The company, which owns 25.2 per cent of Telewest's shares and about 10 per cent of the company's bonds, had been keen to snap up more bonds to protect its investment if the company carried out a debt-for-equity swap.
"The continuing decline in world markets has caused us to review our priorities for additional investments. In the context of this review, we have concluded that Liberty Media's interests are best served by terminating the tender offer," said Robert Bennett, Liberty Media's president and chief executive.
In addition, the company also removed its three non-executive directors – Mr Bennett, Miranda Curtis and Graham Hollis – from Telewest's board.
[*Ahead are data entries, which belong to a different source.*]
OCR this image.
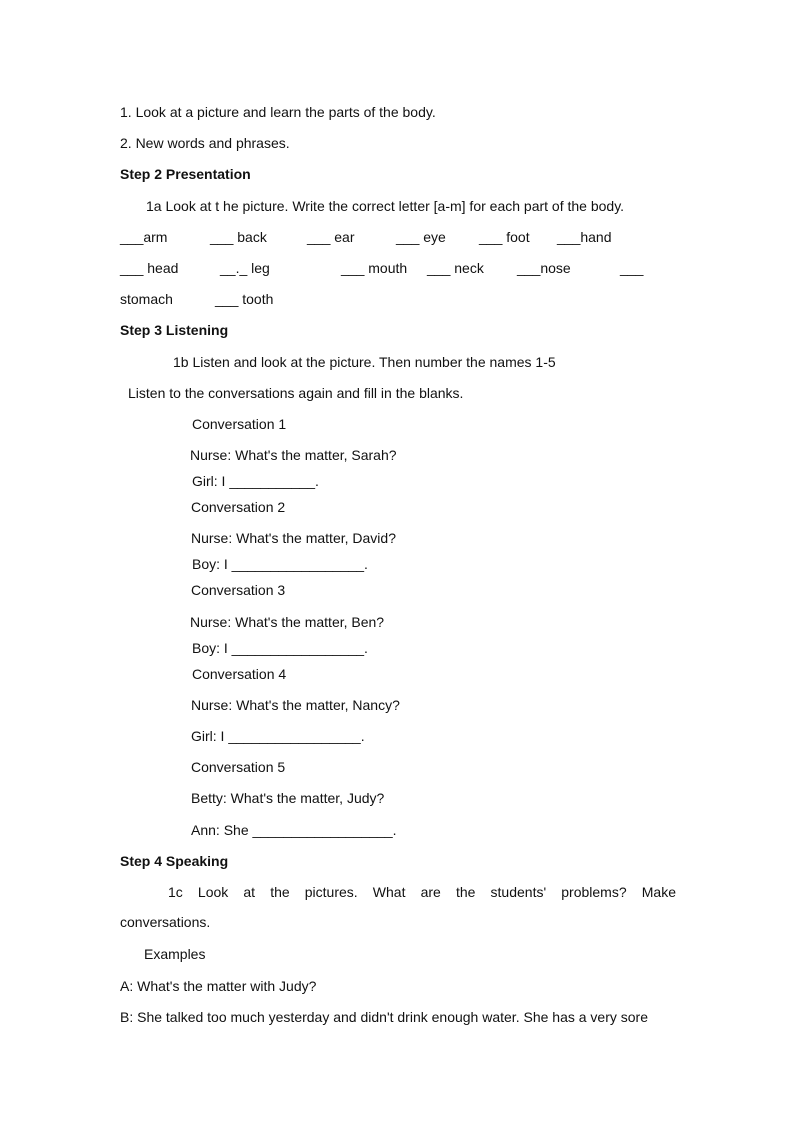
1. Look at a picture and learn the parts of the body.
2. New words and phrases.
Step 2 Presentation
1a Look at t he picture. Write the correct letter [a-m] for each part of the body.
___arm	___ back	___ ear	___ eye ___ foot ___hand
___ head	__._ leg	___ mouth ___ neck ___nose	___
stomach	___ tooth
Step 3 Listening
1b Listen and look at the picture. Then number the names 1-5
Listen to the conversations again and fill in the blanks.
Conversation 1
Nurse: What's the matter, Sarah?
Girl: I ___________.
Conversation 2
Nurse: What's the matter, David?
Boy: I _________________.
Conversation 3
Nurse: What's the matter, Ben?
Boy: I _________________.
Conversation 4
Nurse: What's the matter, Nancy?
Girl: I _________________.
Conversation 5
Betty: What's the matter, Judy?
Ann: She __________________.
Step 4 Speaking
1c Look at the pictures. What are the students' problems? Make
conversations.
Examples
A: What's the matter with Judy?
B: She talked too much yesterday and didn't drink enough water. She has a very sore
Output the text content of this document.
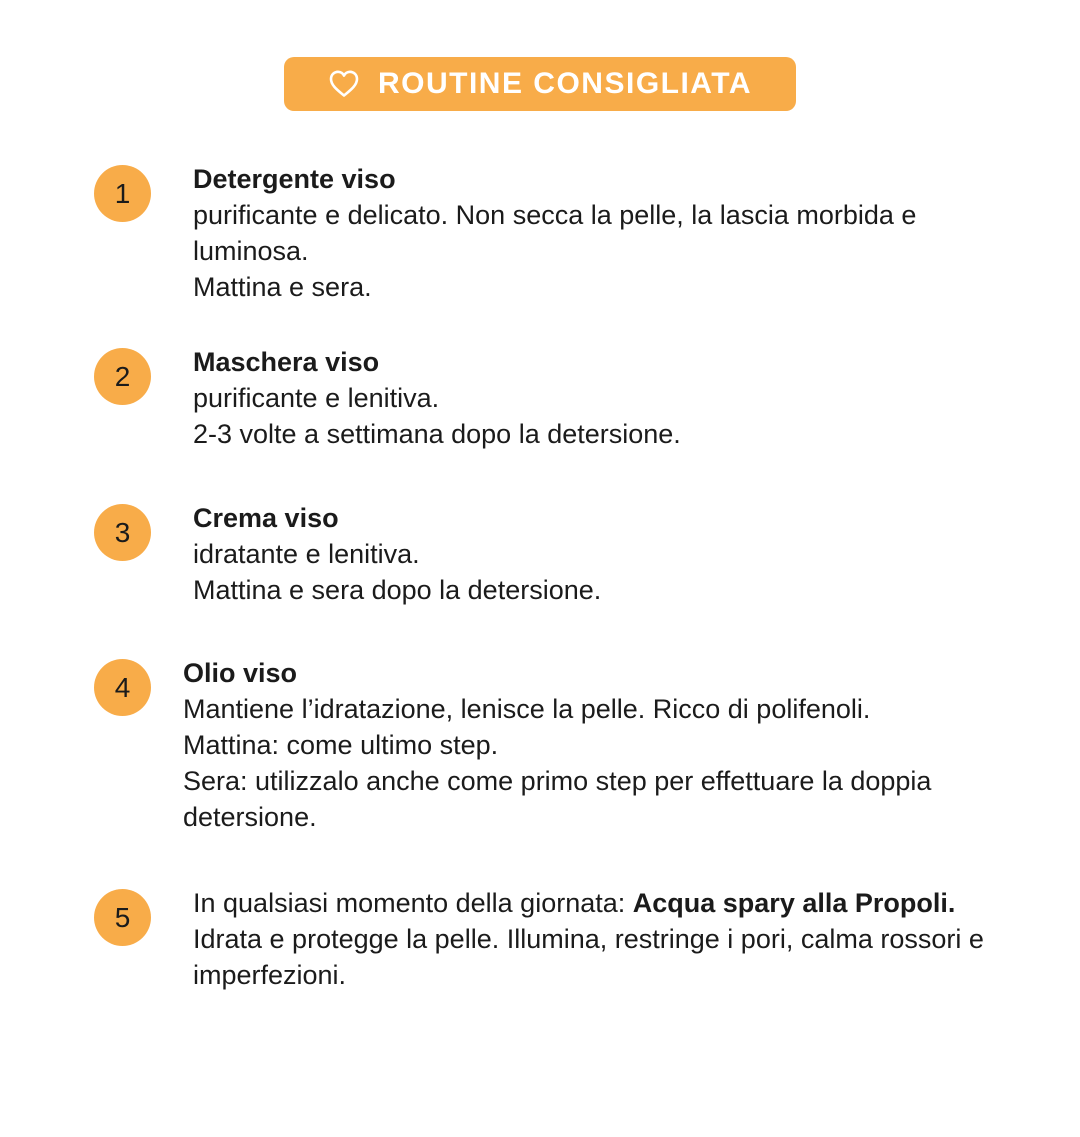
ROUTINE CONSIGLIATA
1 Detergente viso

purificante e delicato. Non secca la pelle, la lascia morbida e luminosa.

Mattina e sera.

2 Maschera viso

purificante e lenitiva.

2-3 volte a settimana dopo la detersione.

3 Crema viso

idratante e lenitiva.

Mattina e sera dopo la detersione.

4 Olio viso

Mantiene l’idratazione, lenisce la pelle. Ricco di polifenoli.

Mattina: come ultimo step.

Sera: utilizzalo anche come primo step per effettuare la doppia detersione.

5 In qualsiasi momento della giornata: Acqua spary alla Propoli.

Idrata e protegge la pelle. Illumina, restringe i pori, calma rossori e imperfezioni.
"We are taking this action to eliminate any potential conflict of interest or appearance of a conflict in any upcoming restructuring discussions. The management and the remaining directors of Telewest continue to have our full support," Liberty Media said.
Despite the moves, analysts believed Liberty Media would continue to try and gain a controlling vote in any Telewest restructuring discussions by buying up bonds, which have fallen in value, on the market.
Telewest, which has some £5.3bn of debt, has already admitted that it is mulling its options to secure its future, including carrying out a debt-for-equity swap.
"We continue to hold our equity position and the bonds we have acquired separately and we look forward to working with Telewest and its debtholders to explore the possibility of a mutually agreeable restructuring," Mr Bennett said.
Last week, Liberty Media was forced to extend the deadline for its bond offer after a group of Telewest bondholders filed a lawsuit alleging it was illegal.